Im Winter ist ein solches Muster gemäss Stephan Bader bisher nicht klar erkennbar. Das liege daran, dass das Wettergeschehen im Winter vielseitiger und von mehr Faktoren beeinflusst sei als im Sommer.
Für jede These eine Gegenthese
Immer wieder tauchen in diesem Zusammenhang neue Theorien auf. Unlängst sorgte eine Studie des Potsdamer Instituts für Klimafolgenforschung für Aufsehen. Der Inhalt kurz zusammengefasst: Durch die starke Erwärmung über dem Nordpol in den letzten Jahren und das verstärkte Abschmelzen des Packeises erhöhe sich die Wahrscheinlichkeit von extrem kaltem Winterwetter in Europa und Asien.

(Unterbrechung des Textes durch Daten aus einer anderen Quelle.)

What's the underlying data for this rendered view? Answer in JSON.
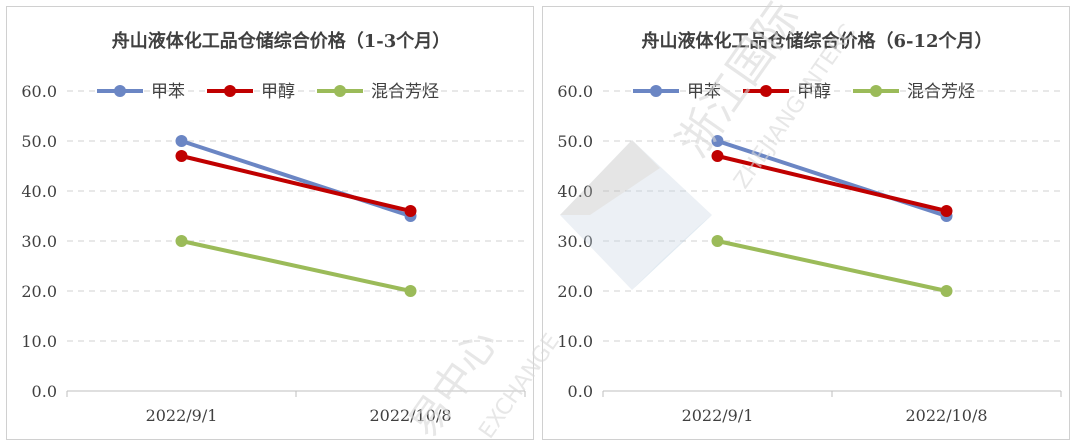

Mehr Kälte in Europa durch eine wärmere Arktis? Stephan Bader steht dieser sogenannten Karasee-Theorie skeptisch gegenüber. Bader findet den Ansatz zwar spannend – er verweist aber auf die extrem grossen Unsicherheiten, bedingt durch die komplexen Zirkulationsmuster auf der Nordhalbkugel. «Für jede dieser Theorien lässt sich eine Gegentheorie finden», sagt er.
Fakt ist: Extreme Kälteperioden treten in der Schweiz im langjährigen Vergleich immer seltener auf, und sie werden immer schwächer. Und derzeit gibt es nichts, was darauf hindeutet, dass sich an dieser Tendenz auch nur im Geringsten etwas ändern könnte.